Hardly anything. VAG has made it clear Porsche is in charge of its own lineup and will not **** with them. Hell, Audi is constantly distancing themselves AWAY from VW.

However, Audi is in charge of all the SUVs (for example, new Cajun is based off Q5, which is an MLB/MLP platform car) in the VAG portfolio and if a baby Boxster does happen, there are rumors that there will be an Audi and/or VW version of the car.

That being said, the Boxster, Cayman, and 911 stay bespoke Porsche with their own engines, platforms, etc.


----------



## Dave 330i (Jan 4, 2002)

AutoUnion said:


> Hardly anything. VAG has made it clear Porsche is in charge of its own lineup and will not **** with them. Hell, Audi is constantly distancing themselves AWAY from VW.
> 
> However, Audi is in charge of all the SUVs (for example, new Cajun is based off Q5, which is an MLB/MLP platform car) in the VAG portfolio and if *a baby Boxster does happen, there are rumors that there will be an Audi and/or VW version of the car.*
> 
> That being said, the Boxster, Cayman, and 911 stay bespoke Porsche with their own engines, platforms, etc.


CEO can say anything he wants, but Porsche has only one vote on the board. I hope VW bean counters will not win out...
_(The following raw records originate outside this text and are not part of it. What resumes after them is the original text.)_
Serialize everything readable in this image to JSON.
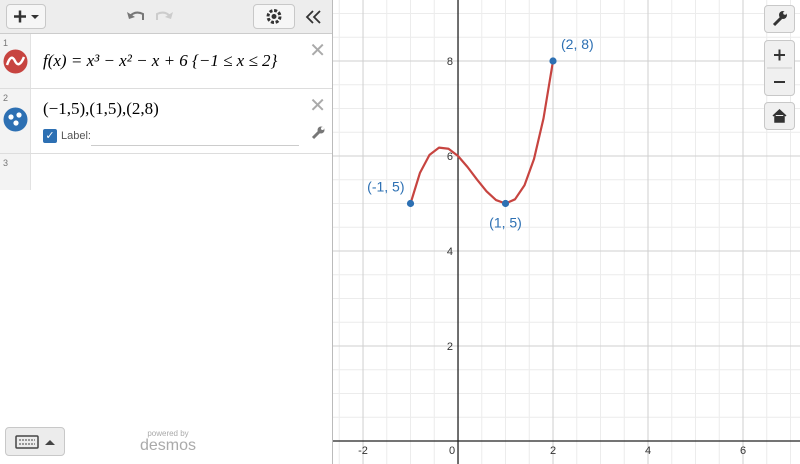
{
  "expressions": [
    {
      "index": "1",
      "text": "f(x) = x³ − x² − x + 6 {−1 ≤ x ≤ 2}"
    },
    {
      "index": "2",
      "text": "(−1,5),(1,5),(2,8)",
      "label_option": "Label:"
    },
    {
      "index": "3"
    }
  ],
  "branding": {
    "line1": "powered by",
    "line2": "desmos"
  },
  "chart_data": {
    "type": "line",
    "xlim": [
      -2.632,
      7.2
    ],
    "ylim": [
      -0.484,
      9.284
    ],
    "xticks": [
      -2,
      0,
      2,
      4,
      6
    ],
    "yticks": [
      2,
      4,
      6,
      8
    ],
    "grid": true,
    "series": [
      {
        "type": "line",
        "color": "#c74440",
        "x": [
          -1,
          -0.8,
          -0.6,
          -0.4,
          -0.2,
          0,
          0.2,
          0.4,
          0.6,
          0.8,
          1,
          1.2,
          1.4,
          1.6,
          1.8,
          2
        ],
        "values": [
          5,
          5.648,
          6.024,
          6.176,
          6.152,
          6,
          5.768,
          5.504,
          5.256,
          5.072,
          5,
          5.088,
          5.384,
          5.936,
          6.792,
          8
        ]
      },
      {
        "type": "scatter",
        "color": "#2d70b3",
        "x": [
          -1,
          1,
          2
        ],
        "values": [
          5,
          5,
          8
        ],
        "labels": [
          "(-1, 5)",
          "(1, 5)",
          "(2, 8)"
        ]
      }
    ]
  }
}
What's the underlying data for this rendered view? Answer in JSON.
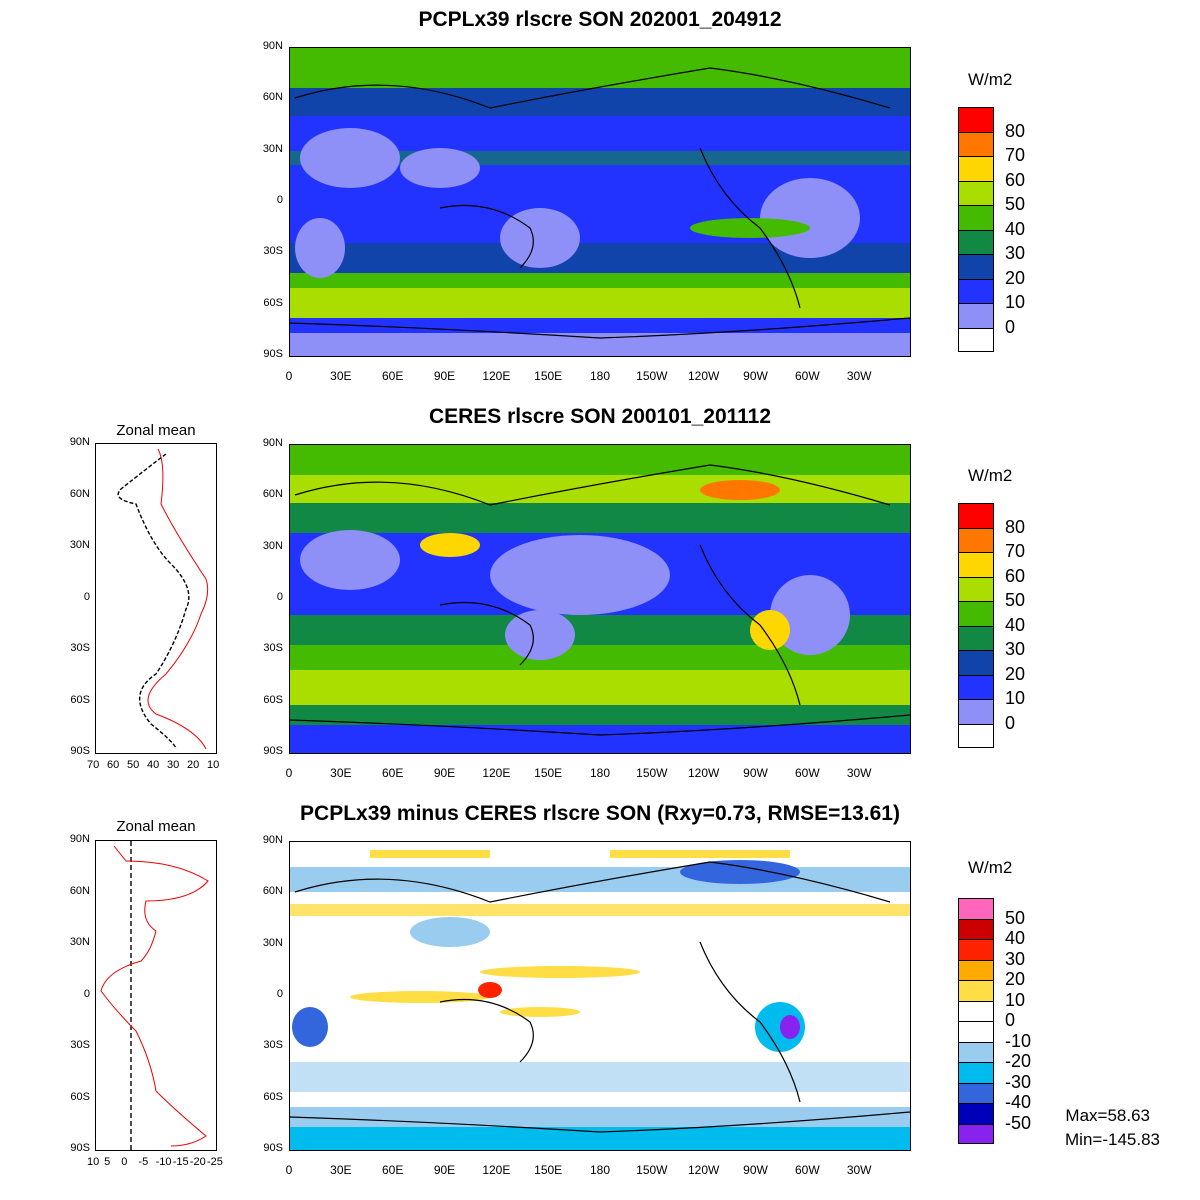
{
  "panels": [
    {
      "title": "PCPLx39 rlscre SON 202001_204912",
      "unit": "W/m2",
      "legend_labels": [
        "80",
        "70",
        "60",
        "50",
        "40",
        "30",
        "20",
        "10",
        "0"
      ],
      "legend_colors": [
        "#ff0000",
        "#ff7700",
        "#ffd700",
        "#aadd00",
        "#44bb00",
        "#118844",
        "#1144aa",
        "#2233ff",
        "#8e90f8",
        "#ffffff"
      ]
    },
    {
      "title": "CERES rlscre SON 200101_201112",
      "unit": "W/m2",
      "legend_labels": [
        "80",
        "70",
        "60",
        "50",
        "40",
        "30",
        "20",
        "10",
        "0"
      ],
      "legend_colors": [
        "#ff0000",
        "#ff7700",
        "#ffd700",
        "#aadd00",
        "#44bb00",
        "#118844",
        "#1144aa",
        "#2233ff",
        "#8e90f8",
        "#ffffff"
      ]
    },
    {
      "title": "PCPLx39 minus CERES rlscre SON (Rxy=0.73, RMSE=13.61)",
      "unit": "W/m2",
      "legend_labels": [
        "50",
        "40",
        "30",
        "20",
        "10",
        "0",
        "-10",
        "-20",
        "-30",
        "-40",
        "-50"
      ],
      "legend_colors": [
        "#ff66bb",
        "#cc0000",
        "#ff2200",
        "#ffaa00",
        "#ffdd44",
        "#ffffff",
        "#ffffff",
        "#99ccee",
        "#00bbee",
        "#3366dd",
        "#0000bb",
        "#8822ee"
      ]
    }
  ],
  "lat_ticks": [
    "90N",
    "60N",
    "30N",
    "0",
    "30S",
    "60S",
    "90S"
  ],
  "lon_ticks": [
    "0",
    "30E",
    "60E",
    "90E",
    "120E",
    "150E",
    "180",
    "150W",
    "120W",
    "90W",
    "60W",
    "30W"
  ],
  "zonal": [
    {
      "label": "Zonal mean",
      "x_ticks": [
        "70",
        "60",
        "50",
        "40",
        "30",
        "20",
        "10"
      ]
    },
    {
      "label": "Zonal mean",
      "x_ticks": [
        "10",
        "5",
        "0",
        "-5",
        "-10",
        "-15",
        "-20",
        "-25"
      ]
    }
  ],
  "stats": {
    "max": "Max=58.63",
    "min": "Min=-145.83"
  }
}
Porsche Ag., the maker of the famous 911 sports car will not build an entry-level two-seater vehicle smaller and cheaper than its Boxster model, CEO Matthias Mueller said in an interview with Stuttgarter Zeitung. According to the CEO, a plan like this would risk diluting the brand and alienate traditional customers. "We would do no good to the brand if we were to lose traditional Porsche customers" by pursuing a smaller Boxster model, the CEO was quoted as saying in an interview.


----------



## Dave 330i (Jan 4, 2002)

The future is here...
Porsche 2016 PAJUN. Reports from Germany have Porsche working on a new sedan that's smaller then the Panorama. Called the Pajun (a contraction of Panorama and Junior), the Porsche sedan is said to be based on the versatile VW MLB platform, which serves as the basis for the Audi A6, A7 and A8. I have said that Porsche-VW-Audi will be interchangeable, further dilute the brand name.


----------



## TXSTYLE (Aug 29, 2006)

Maybe I'm missing something so I apoligize in advance...

Several production cars have cracked into the 7's on The Ring. Most notably GODZILLA aka Nissan GT-R:



> Track time on the Nürburgring-Nordschliefe for the 2012 Nissan GT-R comes in at 7 minutes and 24.22 seconds
> 
> The 2012 Nissan GT-R comes with a twin-turbo 3.8-liter V6 engine with an output of 530 hp (395 kW / 537 PS) and 488 lb-ft (661 Nm) of torque. It does the 0 to 100 km/h in 3 seconds flat. Though, some may need the help of its launch control R-Mode Start Function (LC4 R35) to achieve that.
> 
> The 2012 GT-R beats the 2011's track time of 7 minutes 26.7 seconds by almost 2.5 seconds and its sure grip on the track is a testament to its all-wheel drive system. The GT-R's chief designer Kazutoshi Mizuno makes an appearance in the video too. He should be proud of his achievement.


Also the ZR-1 and Porsche GT2 RS have both cracked the 7's with the GT2 RS currently the fastest at 7:18!


----------



## dealio (Mar 8, 2012)

TXSTYLE said:


> Maybe I'm missing something so I apoligize in advance...





1st sentence in OP said:


> The Audi R8 e-tron has set a world record *for a production vehicle with an electric drive system*


apology accepted


----------